Ken Misiewicz, CEO of Pleune Service Co., Grand Rapids, Mich., agreed that wiring issues are the most common problem when installing a new thermostat.
“It usually revolves around the wiring, such as needing a common wire — and not always having the extra wire — when switching from a mercury or battery-powered thermostat,” he said. “Or, wires that are too short and tangled to make an easy transition to a new sub base, needing shielded wires (or not) for remote sensors, and improperly color-coded wires.”
To combat wiring issues, Floyd said his team usually starts from the ground and work its way up.
“Typically, we will disconnect all the wiring, test the wires, and then properly label and wire the controller or thermostat from scratch,” he said. “In the long run, you end up with less labor as you are not chasing a ghost from the past to determine what was actually causing the problem.”
Aside from wiring problems, several other issues often plague thermostat installations. The first step, Welsch said, is to see if the problem is a simple one that can be solved remotely before sending out a technician.
“We first attempt to find the source of a customer’s problem over the phone,” Welsch said. “We always ask the customer if they have a display on the thermostat. Many times the problem is just that the batteries have gone bad and most customers don’t even realize there are batteries in the thermostat.”

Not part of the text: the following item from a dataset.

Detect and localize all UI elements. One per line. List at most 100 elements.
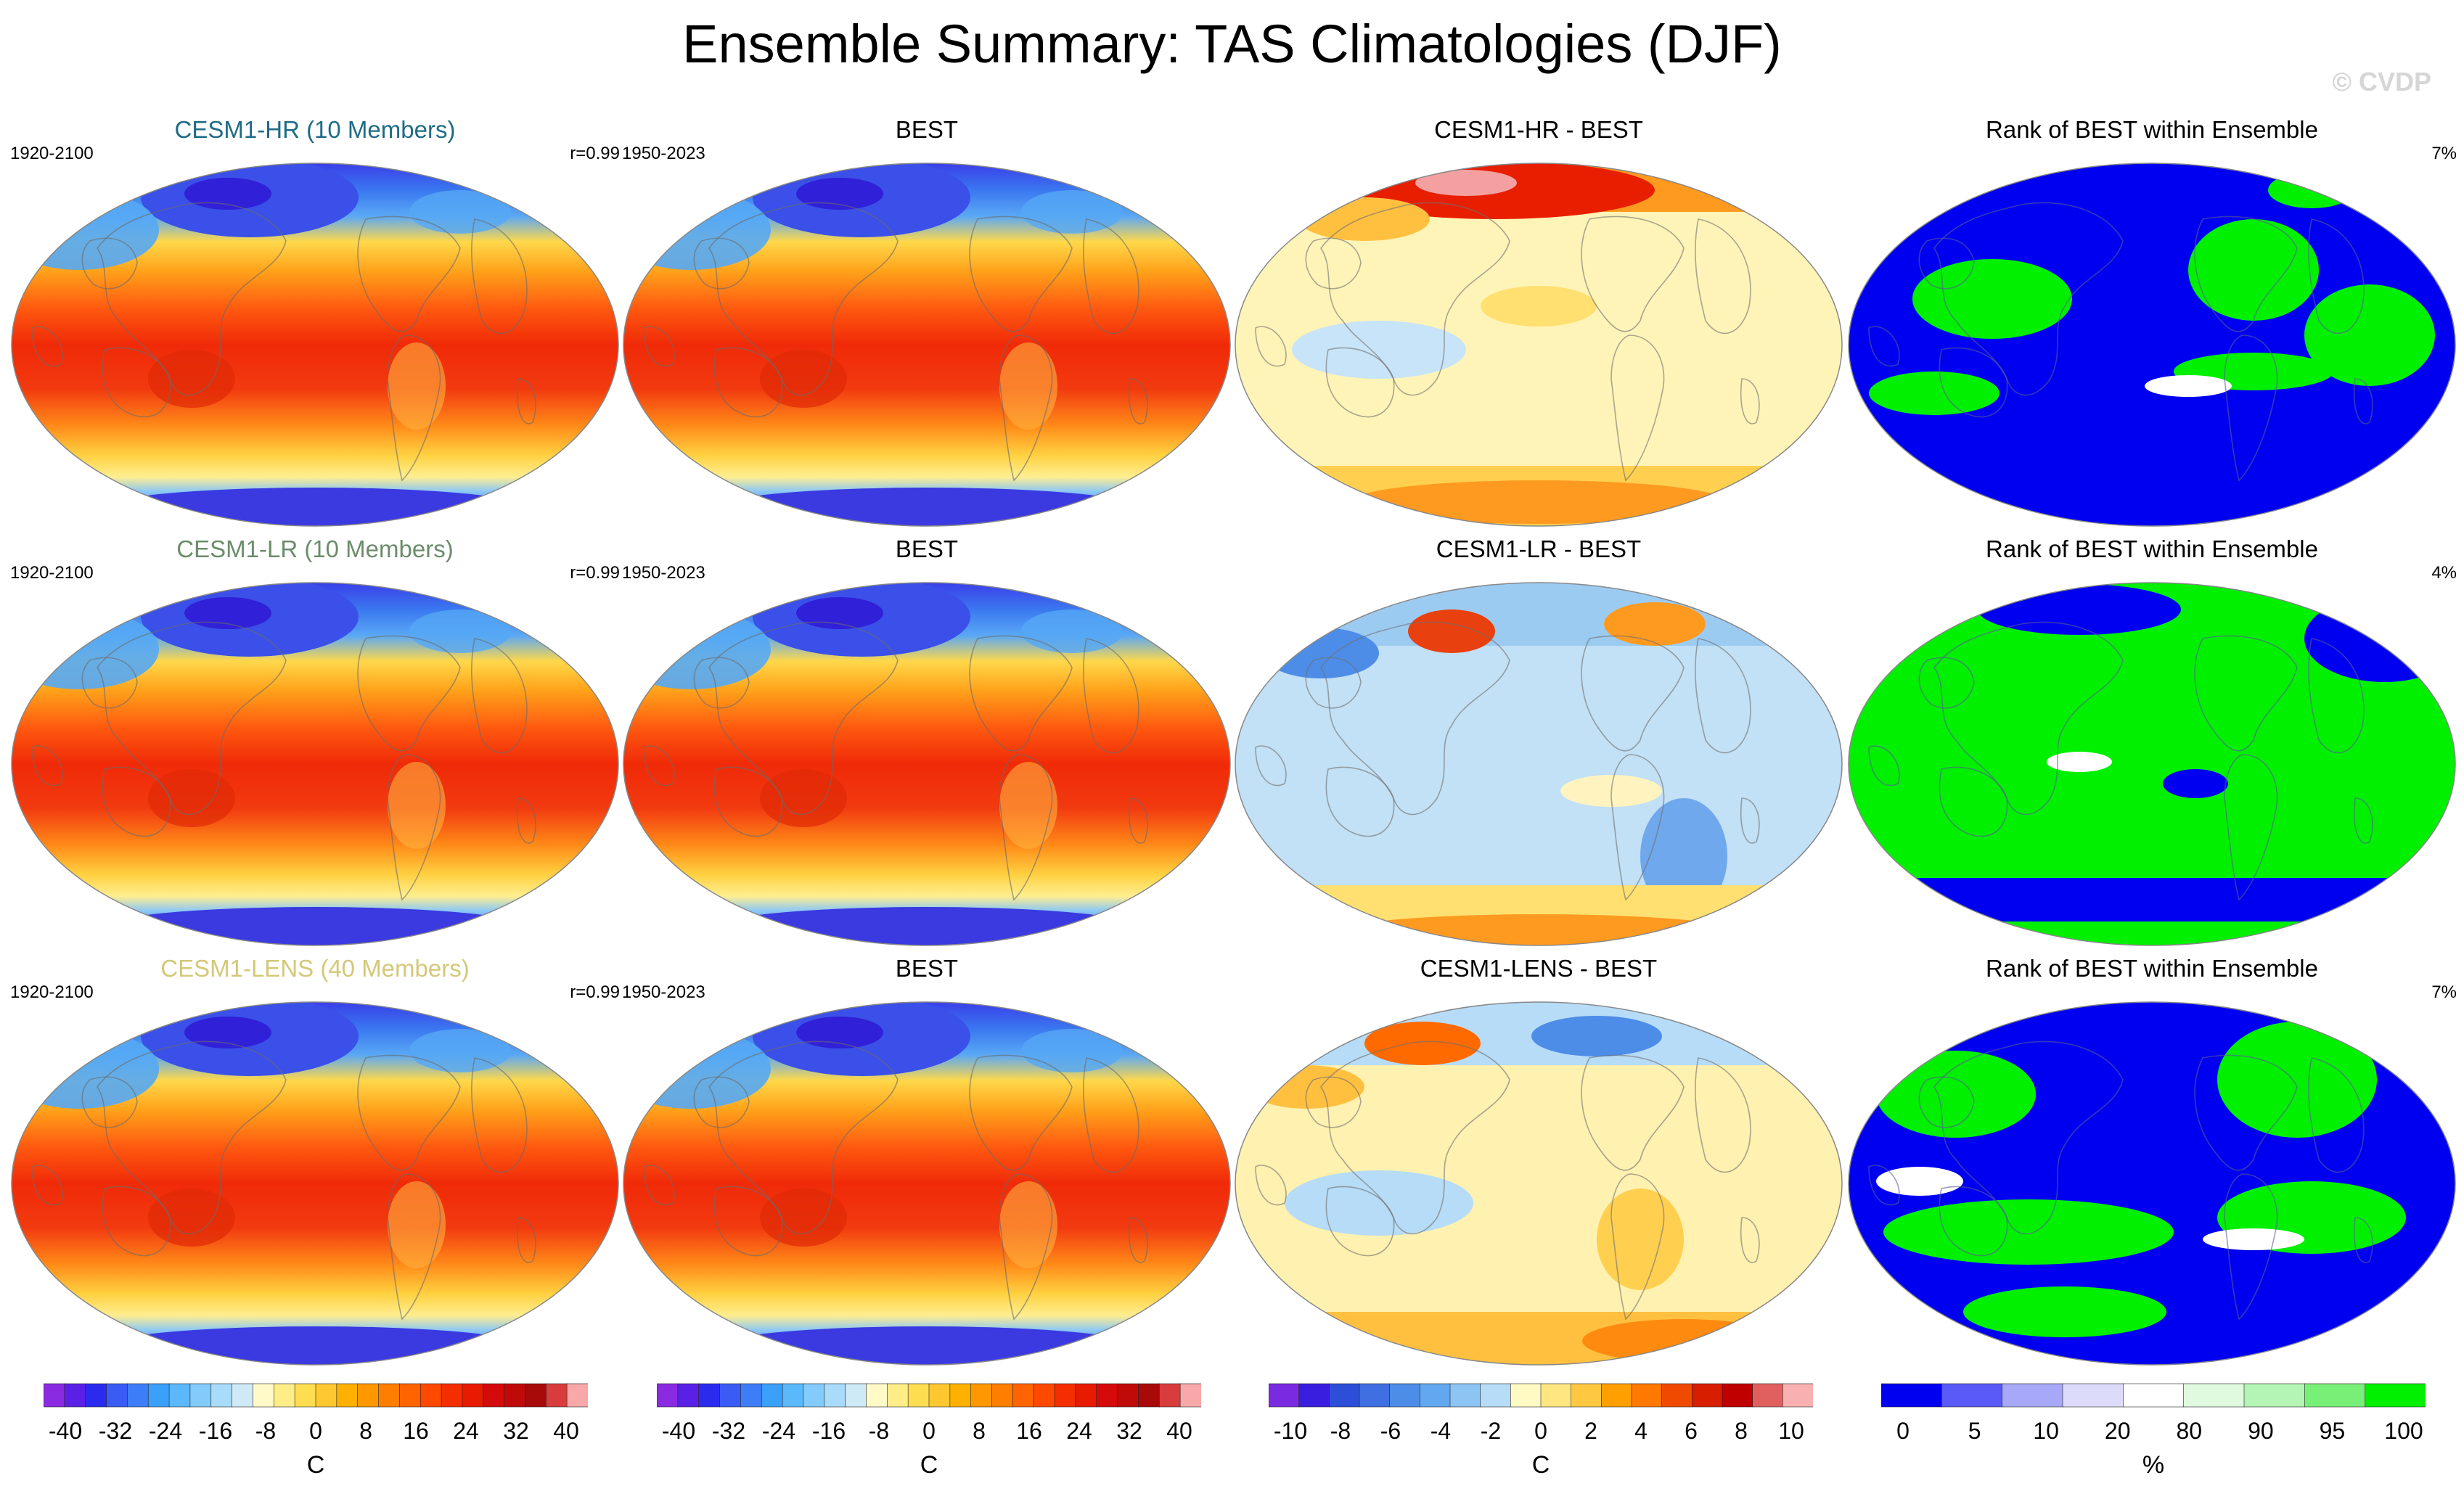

“A common problem is that service technicians either don’t know to, or forget to, seal the hole where the wires enter the thermostat,” Donnici said. “If you don’t seal the hole, the air movement inside the wall can and will influence the thermostat operation. Only in the past few years have homes been sealed well, but we never assume it, and we always seal the hole.”
In addition to contractor error, a major cause of thermostat issues is improper installation by the homeowners themselves.
“Many times we run into situations where a homeowner installs a thermostat he purchased from a big-box store, and either purchased the wrong type, did not set the switches correctly, or worse — wired it wrong and shorted the transformer,” said Rich Morgan, CEO of Magic Touch Mechanical, Mesa, Ariz. “We typically start by finding out who installed it and when.”
David Kyle, founder of Trademasters Service Corp., Lorton, Va., also stressed the importance of performing a thorough inspection of the entire system before diagnosing a problem.
“We frequently receive calls where the problem reported is a bad thermostat,” he said, “but that is rarely the case.”
If the problem does turn out to be the thermostat, replacing the device rather than repairing it may be the most economical decision for the homeowner.
“The price to try and repair a thermostat is often higher than putting in a digital, higher-performance programmable — or even Wi-Fi-compatible — thermostat,” said Travis Smith, general manager, Sky Heating & Air Conditioning, Portland, Ore. “With older thermostats, we usually just replace them.”
Finally, Floyd said the most important thing a technician can do to troubleshoot a thermostat is his or her homework.
“Read the manual,” Floyd said. “Knowing how the product you are working on is supposed to work is half the battle in installing or repairing it. There is no way to learn every model, as there are just too many, but if you use your resources, you do not need to know them all — just where to find the manual.”